L’entreprise américaine Qualcomm est la première vendeuse de puces pour appareil mobiles, notamment avec sa gamme SnapDragon de systèmes sur une puce.

Samsung est à la fois son premier client et l’un des fondeurs de Qualcomm, qui ne produit aucune puce elle-même.

Parallèlement, Samsung a développé sa propre gamme de systèmes sur une puce, Exynos, très compétitifs, et qu’elle utilise en partie dans sa gamme Galaxy de smartphones et de tablettes. La prochaine génération de smartphones haut de gamme de Samsung, le S8, sera ainsi équipée soit du SnapDragon 835, soit de l’Exynos 9.

Qualcomm détient des brevets essentiels à des standards comme CDMA. Les standards acceptent d’être constitués en partie de technologies brevetées à la condition exclusive que leurs détenteurs offrent des licences selon des termes justes, raisonnables et non-discriminatoires (FRAND).

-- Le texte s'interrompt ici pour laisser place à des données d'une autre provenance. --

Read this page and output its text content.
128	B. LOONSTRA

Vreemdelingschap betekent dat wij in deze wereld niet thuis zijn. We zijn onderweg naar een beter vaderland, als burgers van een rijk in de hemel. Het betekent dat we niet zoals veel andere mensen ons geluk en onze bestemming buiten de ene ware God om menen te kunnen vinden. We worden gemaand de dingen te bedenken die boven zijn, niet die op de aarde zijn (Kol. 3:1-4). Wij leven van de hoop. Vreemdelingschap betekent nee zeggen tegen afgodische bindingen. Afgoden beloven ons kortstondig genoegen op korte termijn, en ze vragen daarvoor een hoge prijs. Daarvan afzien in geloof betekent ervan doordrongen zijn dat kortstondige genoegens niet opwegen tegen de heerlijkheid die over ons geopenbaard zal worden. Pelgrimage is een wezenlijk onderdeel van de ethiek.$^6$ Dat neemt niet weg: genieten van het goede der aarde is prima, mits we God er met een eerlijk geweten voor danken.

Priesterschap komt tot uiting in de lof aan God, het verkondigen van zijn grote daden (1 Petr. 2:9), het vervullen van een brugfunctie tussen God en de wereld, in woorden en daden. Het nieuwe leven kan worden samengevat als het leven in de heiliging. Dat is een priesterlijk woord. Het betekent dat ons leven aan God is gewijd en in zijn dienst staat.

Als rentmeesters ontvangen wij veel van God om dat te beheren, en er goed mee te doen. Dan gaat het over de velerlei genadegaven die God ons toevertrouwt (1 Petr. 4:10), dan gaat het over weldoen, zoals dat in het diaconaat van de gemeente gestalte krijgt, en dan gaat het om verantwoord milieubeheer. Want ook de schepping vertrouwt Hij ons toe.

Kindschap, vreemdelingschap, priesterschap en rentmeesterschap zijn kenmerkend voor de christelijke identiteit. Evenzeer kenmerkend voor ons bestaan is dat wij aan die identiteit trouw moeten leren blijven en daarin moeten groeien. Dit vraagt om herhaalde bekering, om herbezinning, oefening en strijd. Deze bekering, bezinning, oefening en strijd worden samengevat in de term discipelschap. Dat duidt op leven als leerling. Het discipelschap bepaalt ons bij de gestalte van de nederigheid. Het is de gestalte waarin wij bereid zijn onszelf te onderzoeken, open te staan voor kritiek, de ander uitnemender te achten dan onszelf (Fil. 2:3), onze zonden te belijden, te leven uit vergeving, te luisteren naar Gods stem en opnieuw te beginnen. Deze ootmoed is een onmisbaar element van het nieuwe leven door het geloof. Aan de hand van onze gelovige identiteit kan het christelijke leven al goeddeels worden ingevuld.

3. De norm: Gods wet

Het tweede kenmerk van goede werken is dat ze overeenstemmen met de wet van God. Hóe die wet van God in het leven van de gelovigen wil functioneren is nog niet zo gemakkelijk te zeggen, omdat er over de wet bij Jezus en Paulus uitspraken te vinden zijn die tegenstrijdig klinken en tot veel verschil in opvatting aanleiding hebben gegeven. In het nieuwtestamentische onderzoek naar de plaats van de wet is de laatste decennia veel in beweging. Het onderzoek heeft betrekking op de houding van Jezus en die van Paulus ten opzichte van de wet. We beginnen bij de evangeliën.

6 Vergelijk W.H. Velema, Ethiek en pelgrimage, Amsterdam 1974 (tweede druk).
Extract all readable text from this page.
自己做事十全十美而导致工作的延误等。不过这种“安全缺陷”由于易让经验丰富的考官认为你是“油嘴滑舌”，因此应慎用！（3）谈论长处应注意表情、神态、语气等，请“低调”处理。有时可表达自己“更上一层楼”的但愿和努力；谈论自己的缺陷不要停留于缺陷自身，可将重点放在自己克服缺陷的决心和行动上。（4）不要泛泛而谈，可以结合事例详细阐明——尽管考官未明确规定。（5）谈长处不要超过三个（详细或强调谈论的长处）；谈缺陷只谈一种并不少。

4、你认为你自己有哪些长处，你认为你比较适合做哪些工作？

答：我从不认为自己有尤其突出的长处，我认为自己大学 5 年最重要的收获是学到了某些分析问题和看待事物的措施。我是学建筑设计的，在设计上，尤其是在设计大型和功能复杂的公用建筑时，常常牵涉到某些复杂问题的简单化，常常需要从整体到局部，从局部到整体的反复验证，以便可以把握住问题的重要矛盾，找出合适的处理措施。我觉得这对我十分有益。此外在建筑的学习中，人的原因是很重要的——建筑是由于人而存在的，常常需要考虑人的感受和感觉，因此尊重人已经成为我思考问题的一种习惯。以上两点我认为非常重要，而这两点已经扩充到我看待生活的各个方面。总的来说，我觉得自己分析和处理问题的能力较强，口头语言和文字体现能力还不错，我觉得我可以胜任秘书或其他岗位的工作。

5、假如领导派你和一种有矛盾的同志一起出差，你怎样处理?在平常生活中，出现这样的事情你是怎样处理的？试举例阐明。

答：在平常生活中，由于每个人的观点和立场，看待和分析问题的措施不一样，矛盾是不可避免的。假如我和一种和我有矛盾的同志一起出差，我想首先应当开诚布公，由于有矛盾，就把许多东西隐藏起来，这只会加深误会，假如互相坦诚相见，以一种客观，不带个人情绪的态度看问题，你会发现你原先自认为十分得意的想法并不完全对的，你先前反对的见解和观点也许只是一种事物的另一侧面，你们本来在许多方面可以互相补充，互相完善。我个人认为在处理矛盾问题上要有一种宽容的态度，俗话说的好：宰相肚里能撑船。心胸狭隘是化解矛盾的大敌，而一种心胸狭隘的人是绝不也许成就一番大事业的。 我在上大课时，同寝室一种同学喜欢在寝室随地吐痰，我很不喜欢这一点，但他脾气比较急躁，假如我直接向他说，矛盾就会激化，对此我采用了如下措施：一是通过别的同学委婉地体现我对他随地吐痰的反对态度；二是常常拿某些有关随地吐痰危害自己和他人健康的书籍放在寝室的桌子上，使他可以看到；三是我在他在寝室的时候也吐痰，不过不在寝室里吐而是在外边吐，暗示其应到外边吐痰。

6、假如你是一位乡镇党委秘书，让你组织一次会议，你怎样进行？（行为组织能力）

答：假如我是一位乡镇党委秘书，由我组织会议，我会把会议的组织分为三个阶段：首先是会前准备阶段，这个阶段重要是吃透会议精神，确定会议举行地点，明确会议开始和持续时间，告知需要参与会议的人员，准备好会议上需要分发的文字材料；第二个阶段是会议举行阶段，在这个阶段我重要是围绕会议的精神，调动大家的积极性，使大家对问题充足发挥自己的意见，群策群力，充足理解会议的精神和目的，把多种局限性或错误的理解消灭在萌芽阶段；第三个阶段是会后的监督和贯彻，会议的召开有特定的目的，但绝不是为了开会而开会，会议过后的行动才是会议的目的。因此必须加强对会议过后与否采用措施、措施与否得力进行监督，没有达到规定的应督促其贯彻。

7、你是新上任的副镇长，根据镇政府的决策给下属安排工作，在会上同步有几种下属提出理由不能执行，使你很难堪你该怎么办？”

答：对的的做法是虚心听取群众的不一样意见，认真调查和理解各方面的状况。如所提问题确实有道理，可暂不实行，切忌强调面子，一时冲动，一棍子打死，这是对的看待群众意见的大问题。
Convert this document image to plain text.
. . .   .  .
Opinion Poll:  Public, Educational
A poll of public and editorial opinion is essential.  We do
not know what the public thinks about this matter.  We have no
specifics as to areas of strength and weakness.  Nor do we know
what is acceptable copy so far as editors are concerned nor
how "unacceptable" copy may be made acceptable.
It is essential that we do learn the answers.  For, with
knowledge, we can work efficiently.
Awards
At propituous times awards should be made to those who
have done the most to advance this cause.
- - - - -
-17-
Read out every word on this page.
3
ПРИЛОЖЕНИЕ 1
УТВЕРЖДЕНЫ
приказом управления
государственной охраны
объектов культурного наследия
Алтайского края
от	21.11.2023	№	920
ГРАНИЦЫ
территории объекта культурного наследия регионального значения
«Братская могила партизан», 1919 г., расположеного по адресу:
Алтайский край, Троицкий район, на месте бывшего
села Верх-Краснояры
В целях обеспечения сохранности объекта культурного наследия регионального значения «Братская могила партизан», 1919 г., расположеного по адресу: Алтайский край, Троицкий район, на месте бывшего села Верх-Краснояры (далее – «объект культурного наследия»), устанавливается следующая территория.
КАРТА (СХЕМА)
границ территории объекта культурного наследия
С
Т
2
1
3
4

Depuis 2012 les deux entreprises n’ont pas réussi à se mettre d’accord sur une clause qui forcerait Samsung, quand elle vend une puce s’appuyant sur les brevets de Qualcomm, soit à faire payer la redevance au client, soit à la prendre à sa charge.

La KFTC a imposé une amende d’un trillion de wons en décembre 2016 à Qualcomm (830 millions d’euros) pour abus de position dominante, une décision pour laquelle l’entreprise américaine fait appel.

La Chine a également imposé une amende à Qualcomm ainsi que le changement de ses contrats. Aux États-Unis, la FTC et Apple ont intenté en janvier 2017 des actions en justice contre Qualcomm. En Europe la Commission européenne a ouvert une enquête.